Health News Roundup

Week of October 16, 2017

Health Equity

Lack of insurance plays a key role in why black women are more likely to die of breast cancer 
Rita Rubin, Forbes, October 17
In a study of approximately 560,000 black and white women under 65 diagnosed with breast cancer, researchers found that insurance status explained more than a third of the black-white gap in breast cancer deaths. “Efforts to focus on equalization of access to care could substantially reduce ethnic/racial disparities in overall survival among nonelderly women diagnosed with breast cancer,” the researchers concluded.
>>> Read the study here.

Black, Latino kids less likely to get early help for developmental delays, study finds
Dr. Tyeese L. Gaines, NBC News, October 18
Black and Latino children with developmental delays are much less likely — 78 percent less — than white children to receive the early intervention services they need. In a recently published study, researchers attempted to figure out why. Some of the reasons they identified included mothers feeling that their children weren’t much different from other children they observed, the belief that children develop in their own time, and feeling overwhelmed with other social and financial stressors.
>>> Read the study here.

Affordable Care Act

On heels of Trump executive order, open enrollment arrives in Connecticut
Alexander Soule, The Hour, October 15
Connecticut’s state health exchange enters November with a tighter window for open enrollment but a widening number of ways for people to get help signing up.

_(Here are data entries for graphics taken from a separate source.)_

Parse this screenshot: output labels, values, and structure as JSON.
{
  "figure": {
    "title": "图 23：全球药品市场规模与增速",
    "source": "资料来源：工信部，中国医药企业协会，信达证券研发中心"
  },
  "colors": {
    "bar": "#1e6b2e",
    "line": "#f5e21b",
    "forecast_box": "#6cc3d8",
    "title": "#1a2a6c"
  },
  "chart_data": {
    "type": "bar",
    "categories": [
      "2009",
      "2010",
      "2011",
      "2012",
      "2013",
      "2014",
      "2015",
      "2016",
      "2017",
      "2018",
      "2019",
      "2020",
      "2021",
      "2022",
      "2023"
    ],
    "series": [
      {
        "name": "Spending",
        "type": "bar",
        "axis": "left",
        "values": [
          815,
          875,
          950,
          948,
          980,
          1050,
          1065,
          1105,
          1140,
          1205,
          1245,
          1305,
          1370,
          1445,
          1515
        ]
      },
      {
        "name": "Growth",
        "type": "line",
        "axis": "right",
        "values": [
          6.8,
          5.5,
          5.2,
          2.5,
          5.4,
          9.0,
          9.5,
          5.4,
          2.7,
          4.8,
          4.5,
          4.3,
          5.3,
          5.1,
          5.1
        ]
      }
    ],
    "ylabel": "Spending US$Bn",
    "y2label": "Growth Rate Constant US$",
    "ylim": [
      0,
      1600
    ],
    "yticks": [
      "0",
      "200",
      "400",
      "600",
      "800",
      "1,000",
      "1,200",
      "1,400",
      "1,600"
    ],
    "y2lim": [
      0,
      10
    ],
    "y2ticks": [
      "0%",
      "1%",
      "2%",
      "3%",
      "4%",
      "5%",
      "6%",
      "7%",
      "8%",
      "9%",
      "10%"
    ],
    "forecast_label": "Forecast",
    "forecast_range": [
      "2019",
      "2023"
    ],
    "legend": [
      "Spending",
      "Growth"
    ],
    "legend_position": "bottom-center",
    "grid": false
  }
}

This year’s sign-up period runs from Nov. 1 through Dec. 22.

Access to care

Branford school extends student health care hours
Marcia Chambers, Branford Eagle, October 10
The Walsh Intermediate School Based Health Center will be working with Yale-New Haven Hospital to open 45 minutes before school starts in order to extend current service time to meet the needs of families who may have urgent care needs. Making care available on an urgent-care basis before school is expected to prevent extended absenteeism, unattended medical issues, emergency room visits, and missed school time.

From the foundation

What working in a hospice taught me about health equity
Brittney Cavaliere,, October 16
A few years ago, while working in Washington D.C. in a hospice for homeless men and women dying from AIDS, I met a young black man just one year older than me. We had a lot in common. We both loved Sour Patch Kids, watching football, and meeting people. Despite our commonalities, the differences stood out. He was a young black man, I was a young white woman. He grew up in poverty, I grew up in a working-class home. He was dying from AIDS and I was caring for him the best I could during his final month.